A simple application built in React/TypeScript to demonstrate highlighting of text which:
- Displays structured text as HTML, from a sample text block
- Allows users to make multiple overlapping selections of that text
- Shows all sections separately on the page
Clone the repo, and then from eigen_highlights directory:
npm install
npm start
Browse to localhost:3000
window.getSelection()
gives the text highlighted, but not any interceding html tags. The simple text.replace()
does not deal with these - meaning cross paragraph highlights do not remain on page (although they do appear in the snippets panel).
Potential solution: RegEx to identify html tags, if found then close the span in first paragraph, reopen in next paragraph (as well as the pre/suffix spans) to highlight. This may need further consideration for highlighting across 2 or more paragraph/other html tags. I did play with xpath-range which looked promising - giving the xpath of the start and end of selection, but I didn't find a clean way of parsing the selection in the range and converting in the html content string.
The browser ::selection
formatting is shown, and the text is added to the list of snippets. However, the replace does not handle the content containing an intervening html tag properly, so the text is not correctly formatted.

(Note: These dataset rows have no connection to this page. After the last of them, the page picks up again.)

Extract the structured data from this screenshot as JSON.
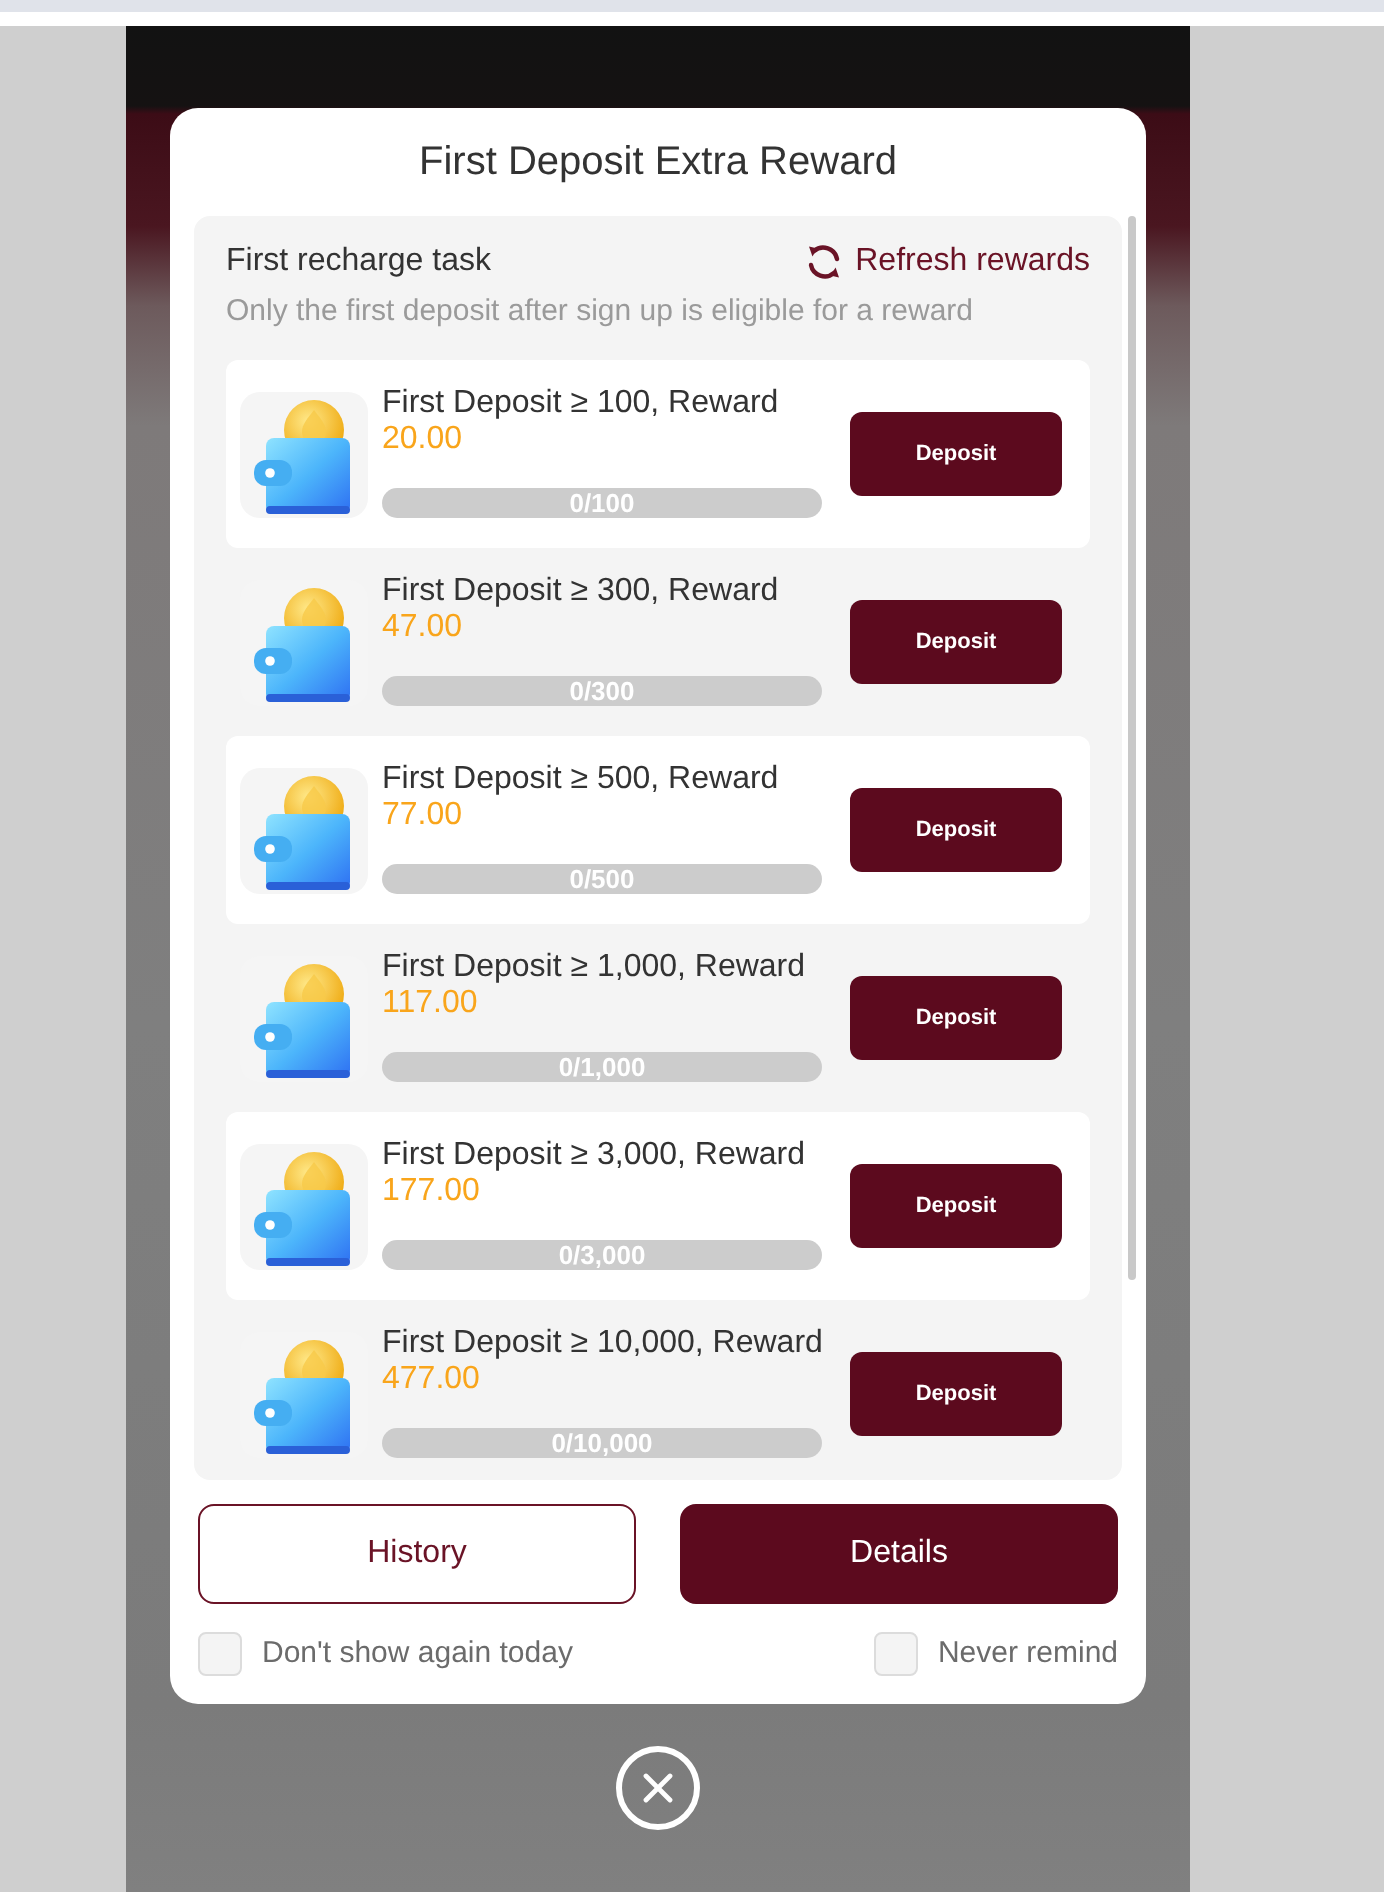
{
  "dialog": {
    "title": "First Deposit Extra Reward"
  },
  "task": {
    "title": "First recharge task",
    "refresh": "Refresh rewards",
    "note": "Only the first deposit after sign up is eligible for a reward"
  },
  "rewards": [
    {
      "title": "First Deposit ≥ 100, Reward",
      "amount": "20.00",
      "progress": "0/100",
      "level": 0,
      "button": "Deposit"
    },
    {
      "title": "First Deposit ≥ 300, Reward",
      "amount": "47.00",
      "progress": "0/300",
      "level": 0,
      "button": "Deposit"
    },
    {
      "title": "First Deposit ≥ 500, Reward",
      "amount": "77.00",
      "progress": "0/500",
      "level": 0,
      "button": "Deposit"
    },
    {
      "title": "First Deposit ≥ 1,000, Reward",
      "amount": "117.00",
      "progress": "0/1,000",
      "level": 0,
      "button": "Deposit"
    },
    {
      "title": "First Deposit ≥ 3,000, Reward",
      "amount": "177.00",
      "progress": "0/3,000",
      "level": 0,
      "button": "Deposit"
    },
    {
      "title": "First Deposit ≥ 10,000, Reward",
      "amount": "477.00",
      "progress": "0/10,000",
      "level": 0,
      "button": "Deposit"
    }
  ],
  "buttons": [
    {
      "label": "History",
      "kind": "outline"
    },
    {
      "label": "Details",
      "kind": "filled"
    }
  ],
  "options": [
    {
      "label": "Don't show again today",
      "checked": false
    },
    {
      "label": "Never remind",
      "checked": false
    }
  ]
}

Potential solution: More time spent working on this? Needs much more than regex to resolve, need to parse entire HTML to keep count of the open/closed tags at least.
Simple text.replace()
replaces the first instance of a match. If selecting single words or repeated short phrases, if this is not the first instance of this word/phrase the the wrong snippet is highlighted
Potential solution: Prevent selection if single word with no spaces and more than 1 instance of snippet.
Need to be cleverer in storing snippets. In developing this, looked at xpaths as a possible solution for finding the current location- even this would need to be dynamically updated for each new highlight as they introduce new spans.
Have always assumed that tags are original html tags, ie <tag>content</tag>
, this does not account for self-closed tags eg <tag children={content} />
seen in jsx/tsx.
Relatively safe in this context as the content in selections is based on a known object, but it is possible to insert malicious code using dangerouslySetInnerHtml.
Potential solution: Proper sanitisation of HTML with tools such as DOMPurify or even an altogether different solution.
Wasn't sure of a quick solution for highlighting snippets of text programatically. Ideally would simulate this, and then check for snippets being added to the snippet drawer.
Would be nice to add a selection mode option, eg auto-select on highlight, or offer popup to toggle highlight of current selection. This allows imprecise highlighters a chance to re-try and get accurate selection before adding to the list.
I've only put in very basic styling to position components, and for selection functionality. I have used Semantic React UI in previous work for a styling framwork, but have intentionally kept this project lightweight.